The best bit, though, was Manchester City being given the green light to take the subsequent goal kick once the requisite checks had been made to see whether an obvious Grealish touch was enough of an infringement. They could pore over the replays but not overrule Michael Oliver and his team somehow not spotting it should have been a corner – which Chelsea would obviously have wasted anyway.

 

15) Bernardo Silva getting the goal was satisfying, considering the sheer depravity of his penalty against Real in midweek. He was similarly subdued but made the difference in the pivotal moment on this occasion.

Perhaps no player was as impacted by that crushing midweek disappointment. “I don’t understand how we survived,” said Guardiola post-match and it was a fair point; the mental strength and physical durability required to make it through was unimaginable.

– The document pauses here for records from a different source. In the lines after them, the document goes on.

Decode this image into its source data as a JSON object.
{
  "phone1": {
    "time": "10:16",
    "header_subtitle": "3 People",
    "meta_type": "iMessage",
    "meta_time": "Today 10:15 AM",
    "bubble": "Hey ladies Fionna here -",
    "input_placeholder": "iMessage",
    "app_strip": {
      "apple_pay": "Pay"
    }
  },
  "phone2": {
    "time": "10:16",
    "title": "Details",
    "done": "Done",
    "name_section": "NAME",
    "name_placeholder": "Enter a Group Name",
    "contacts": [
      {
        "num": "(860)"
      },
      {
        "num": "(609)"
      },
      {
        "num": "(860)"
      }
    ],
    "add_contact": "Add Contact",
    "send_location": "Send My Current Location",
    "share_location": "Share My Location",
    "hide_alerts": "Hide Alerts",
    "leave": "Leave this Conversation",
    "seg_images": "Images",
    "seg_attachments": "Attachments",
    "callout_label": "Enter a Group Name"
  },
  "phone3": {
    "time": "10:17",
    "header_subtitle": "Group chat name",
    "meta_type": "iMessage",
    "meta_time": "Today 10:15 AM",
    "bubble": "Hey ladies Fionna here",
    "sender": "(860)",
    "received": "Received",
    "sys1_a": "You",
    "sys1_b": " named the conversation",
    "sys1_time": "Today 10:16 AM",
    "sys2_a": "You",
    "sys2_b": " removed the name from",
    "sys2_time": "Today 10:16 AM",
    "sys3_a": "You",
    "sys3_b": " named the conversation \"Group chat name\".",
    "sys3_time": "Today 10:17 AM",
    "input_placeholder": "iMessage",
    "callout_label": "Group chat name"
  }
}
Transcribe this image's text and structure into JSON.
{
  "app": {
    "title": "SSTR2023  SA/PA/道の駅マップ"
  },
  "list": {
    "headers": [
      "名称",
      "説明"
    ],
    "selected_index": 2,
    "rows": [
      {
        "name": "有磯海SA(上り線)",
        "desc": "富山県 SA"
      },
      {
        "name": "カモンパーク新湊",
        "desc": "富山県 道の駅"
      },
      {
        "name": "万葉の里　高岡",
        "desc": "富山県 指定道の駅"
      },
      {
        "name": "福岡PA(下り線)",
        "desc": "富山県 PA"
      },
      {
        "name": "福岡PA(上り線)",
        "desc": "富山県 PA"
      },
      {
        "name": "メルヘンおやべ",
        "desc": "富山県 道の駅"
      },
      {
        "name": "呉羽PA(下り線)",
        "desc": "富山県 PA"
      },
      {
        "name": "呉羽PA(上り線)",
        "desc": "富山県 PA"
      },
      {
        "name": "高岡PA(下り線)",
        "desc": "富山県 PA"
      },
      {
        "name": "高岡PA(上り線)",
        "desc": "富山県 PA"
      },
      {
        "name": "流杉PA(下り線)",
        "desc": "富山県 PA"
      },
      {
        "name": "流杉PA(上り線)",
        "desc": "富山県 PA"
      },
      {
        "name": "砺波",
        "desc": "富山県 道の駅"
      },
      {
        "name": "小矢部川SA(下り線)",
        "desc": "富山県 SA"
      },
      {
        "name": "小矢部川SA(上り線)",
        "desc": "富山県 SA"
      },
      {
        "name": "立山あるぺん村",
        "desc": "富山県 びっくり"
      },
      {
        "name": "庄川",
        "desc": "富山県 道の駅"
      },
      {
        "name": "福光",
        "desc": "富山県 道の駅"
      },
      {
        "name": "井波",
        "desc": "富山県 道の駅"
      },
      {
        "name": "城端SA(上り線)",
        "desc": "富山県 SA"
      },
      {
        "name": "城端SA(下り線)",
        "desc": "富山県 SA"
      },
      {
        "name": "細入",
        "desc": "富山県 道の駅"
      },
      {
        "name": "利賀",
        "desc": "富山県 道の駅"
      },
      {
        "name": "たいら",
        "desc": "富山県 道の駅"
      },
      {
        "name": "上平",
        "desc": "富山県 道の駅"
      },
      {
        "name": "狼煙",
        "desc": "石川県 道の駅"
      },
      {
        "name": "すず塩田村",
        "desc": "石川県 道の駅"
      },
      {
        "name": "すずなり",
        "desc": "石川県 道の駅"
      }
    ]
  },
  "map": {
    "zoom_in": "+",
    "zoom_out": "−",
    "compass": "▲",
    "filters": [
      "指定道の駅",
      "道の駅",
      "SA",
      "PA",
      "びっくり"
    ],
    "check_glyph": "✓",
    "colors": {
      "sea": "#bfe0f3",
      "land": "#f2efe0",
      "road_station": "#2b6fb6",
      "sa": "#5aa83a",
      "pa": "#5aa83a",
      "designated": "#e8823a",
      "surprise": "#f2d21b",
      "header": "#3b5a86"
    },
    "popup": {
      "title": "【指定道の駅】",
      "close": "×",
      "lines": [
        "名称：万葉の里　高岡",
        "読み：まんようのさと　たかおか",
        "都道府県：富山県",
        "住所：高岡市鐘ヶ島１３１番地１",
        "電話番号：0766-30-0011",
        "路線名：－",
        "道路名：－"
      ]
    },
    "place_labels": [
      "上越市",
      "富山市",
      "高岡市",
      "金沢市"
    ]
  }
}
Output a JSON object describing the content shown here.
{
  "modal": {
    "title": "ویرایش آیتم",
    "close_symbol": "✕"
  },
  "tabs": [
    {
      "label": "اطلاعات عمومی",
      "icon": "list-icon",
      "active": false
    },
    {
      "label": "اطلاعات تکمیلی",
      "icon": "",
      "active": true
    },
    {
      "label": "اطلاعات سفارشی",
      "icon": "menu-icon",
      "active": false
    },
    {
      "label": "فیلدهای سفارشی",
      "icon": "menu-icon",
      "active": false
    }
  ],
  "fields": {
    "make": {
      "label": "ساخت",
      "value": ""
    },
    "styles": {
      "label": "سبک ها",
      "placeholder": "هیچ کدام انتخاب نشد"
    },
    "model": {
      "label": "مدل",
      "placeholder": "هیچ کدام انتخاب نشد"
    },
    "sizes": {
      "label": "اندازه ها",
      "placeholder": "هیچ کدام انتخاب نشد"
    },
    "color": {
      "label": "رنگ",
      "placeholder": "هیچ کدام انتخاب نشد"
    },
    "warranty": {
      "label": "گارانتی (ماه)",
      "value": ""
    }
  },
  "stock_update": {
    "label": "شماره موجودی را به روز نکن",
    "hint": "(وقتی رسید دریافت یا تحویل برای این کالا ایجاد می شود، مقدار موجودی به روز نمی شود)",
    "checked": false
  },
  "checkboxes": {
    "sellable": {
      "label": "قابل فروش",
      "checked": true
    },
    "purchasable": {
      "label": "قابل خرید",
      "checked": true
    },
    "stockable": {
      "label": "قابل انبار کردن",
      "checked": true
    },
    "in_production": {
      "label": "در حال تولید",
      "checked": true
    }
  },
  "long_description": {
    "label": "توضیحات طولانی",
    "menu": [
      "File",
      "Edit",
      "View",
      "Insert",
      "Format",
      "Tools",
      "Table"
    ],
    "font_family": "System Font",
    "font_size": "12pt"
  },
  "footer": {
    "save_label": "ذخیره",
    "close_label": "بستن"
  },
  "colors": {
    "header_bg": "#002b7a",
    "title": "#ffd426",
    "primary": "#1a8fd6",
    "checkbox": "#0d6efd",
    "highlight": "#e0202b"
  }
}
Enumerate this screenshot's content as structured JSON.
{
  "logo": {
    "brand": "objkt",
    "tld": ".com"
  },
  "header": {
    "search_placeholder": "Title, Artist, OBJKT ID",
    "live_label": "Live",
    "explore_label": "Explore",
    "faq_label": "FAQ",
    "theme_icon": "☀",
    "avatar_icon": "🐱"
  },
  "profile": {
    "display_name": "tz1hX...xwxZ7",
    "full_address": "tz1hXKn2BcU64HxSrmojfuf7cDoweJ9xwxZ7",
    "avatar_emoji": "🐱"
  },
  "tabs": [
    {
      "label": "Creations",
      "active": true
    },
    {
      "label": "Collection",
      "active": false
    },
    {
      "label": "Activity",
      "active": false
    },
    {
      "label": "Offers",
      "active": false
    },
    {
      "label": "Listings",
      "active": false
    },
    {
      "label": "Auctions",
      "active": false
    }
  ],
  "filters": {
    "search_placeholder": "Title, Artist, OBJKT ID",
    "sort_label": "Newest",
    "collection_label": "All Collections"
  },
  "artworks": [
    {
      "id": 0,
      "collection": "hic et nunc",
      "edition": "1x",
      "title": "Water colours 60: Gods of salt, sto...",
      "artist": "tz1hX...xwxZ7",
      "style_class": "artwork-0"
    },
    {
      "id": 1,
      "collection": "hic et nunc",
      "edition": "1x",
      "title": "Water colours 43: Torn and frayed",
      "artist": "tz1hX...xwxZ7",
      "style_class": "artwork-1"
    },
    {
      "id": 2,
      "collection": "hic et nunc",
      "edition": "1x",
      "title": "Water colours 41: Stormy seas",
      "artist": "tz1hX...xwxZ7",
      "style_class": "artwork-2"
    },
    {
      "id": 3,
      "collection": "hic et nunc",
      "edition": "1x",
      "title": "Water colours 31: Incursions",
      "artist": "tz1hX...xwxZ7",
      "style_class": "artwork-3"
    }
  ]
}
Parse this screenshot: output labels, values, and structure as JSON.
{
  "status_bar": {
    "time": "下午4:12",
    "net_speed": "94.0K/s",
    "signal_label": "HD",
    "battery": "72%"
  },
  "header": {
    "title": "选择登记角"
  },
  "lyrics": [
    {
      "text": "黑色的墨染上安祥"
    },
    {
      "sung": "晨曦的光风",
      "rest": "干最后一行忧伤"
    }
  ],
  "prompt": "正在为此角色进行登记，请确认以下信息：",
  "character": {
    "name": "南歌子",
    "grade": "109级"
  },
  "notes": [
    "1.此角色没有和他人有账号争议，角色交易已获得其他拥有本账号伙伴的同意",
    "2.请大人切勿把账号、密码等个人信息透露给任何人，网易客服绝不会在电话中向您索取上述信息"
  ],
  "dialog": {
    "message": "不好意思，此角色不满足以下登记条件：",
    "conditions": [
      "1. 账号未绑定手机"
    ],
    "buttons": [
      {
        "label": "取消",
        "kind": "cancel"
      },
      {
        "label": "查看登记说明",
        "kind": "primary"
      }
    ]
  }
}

But as understandable as some aspects of his complaints about the schedule were, it is hard to take them in any way seriously for as long as these elite teams view such problems only through the prism of their own perceived injustice.

Guardiola wondered why the game couldn’t be played on the Sunday with Coventry facing Manchester United on the Saturday, but Chelsea play Arsenal next Tuesday and might justifiably make the same point about their own rest.

The Gunners beat Wolves on Saturday, having played in the Champions League like Manchester City on Wednesday, but in Munich as opposed to at home. And Arsenal had played the previous Sunday, while Guardiola’s side were in action the prior Saturday.

Arsenal play next Tuesday; Manchester City play next Thursday. Guardiola’s point would be so much more powerful if he cited Arsenal’s fixture congestion too.

If player welfare truly is the focus of the arguments managers and teams put forward, then it must be players of all teams rather than just their own. Until then, it just comes across as pure self-interest.

 

16) He did well for the goal but De Bruyne getting the Jenas nod of approval as man of the match was hilarious. All four of his shots were off-target, no player was dispossessed more often and aside from the cross which would not have found a teammate but for the deflection off Djordje Petrovic’s foot, he created no chances. The Belgian looked absolutely exhausted throughout.

“I’ve never seen De Bruyne put in as many tackles in as he has today,” was the co-commentator’s justification. One. He made one.